On 5/22/2018 1:39 AM, Michael Haggerty wrote:
On 05/21/2018 08:10 PM, Derrick Stolee wrote:
[...]
In the Discussion section of the `git merge-base` docs [1], we have the
following:
When the history involves criss-cross merges, there can be more than
one best common ancestor for two commits. For example, with this topology:
---1---o---A
\ /
X
/ \
---2---o---o---B
both 1 and 2 are merge-bases of A and B. Neither one is better than
the other (both are best merge bases). When the --all option is not
given, it is unspecified which best one is output.
This means our official documentation mentions that we do not have a
concrete way to differentiate between these choices. This makes me think
that this change in behavior is not a bug, but it _is_ a change in
behavior. It's worth mentioning, but I don't think there is any value in
making sure `git merge-base` returns the same output.
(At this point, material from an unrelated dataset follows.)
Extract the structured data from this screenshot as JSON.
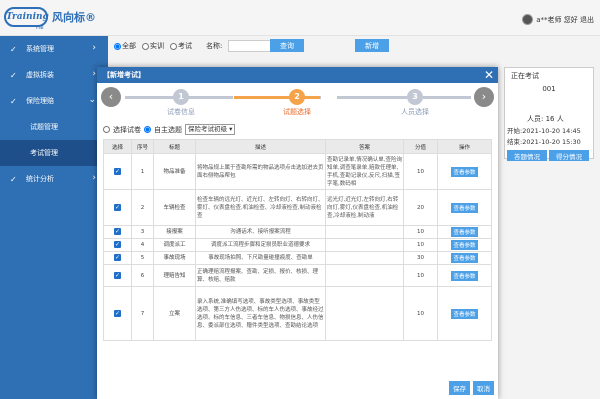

Does anyone disagree? Is this something we should solidify so we always
have a "definitive" merge-base?
[...]
This may be beyond the scope of what you are working on, but there are
significant advantages to selecting a "best" merge base from among the
candidates. Long ago [1] I proposed that the "best" merge base is the
merge base candidate that minimizes the number of non-merge commits that
are in
git rev-list $candidate..$branch
that are already in master:
git rev-list $master
(assuming merging branch into master), which is equivalent to choosing
the merge base that minimizes
git rev-list --count $candidate..$branch
In fact, this criterion is symmetric if you exchange branch ↔ master,
which is a nice property, and indeed generalizes pretty simply to
computing the merge base of more than two commits.
In that email I also included some data showing that the "best" merge
base almost always results in either the same or a shorter diff than the
more or less arbitrary algorithm that we currently use. Sometimes the
difference in diff length is dramatic.
To me it feels like the best *deterministic* merge base would be based
on the above criterion, maybe with first-parent reachability, commit
times, and SHA-1s used (in that order) to break ties.
Thanks, everyone, for your perspective on this. I'm walking away with
these conclusions:
1. While this is a change in behavior, it is not a regression. We do not
need to act immediately to preserve old behavior in these ambiguous cases.
2. We should (eventually) define tie-breaking conditions. I like
Michael's suggestion above.
Thanks,
-Stolee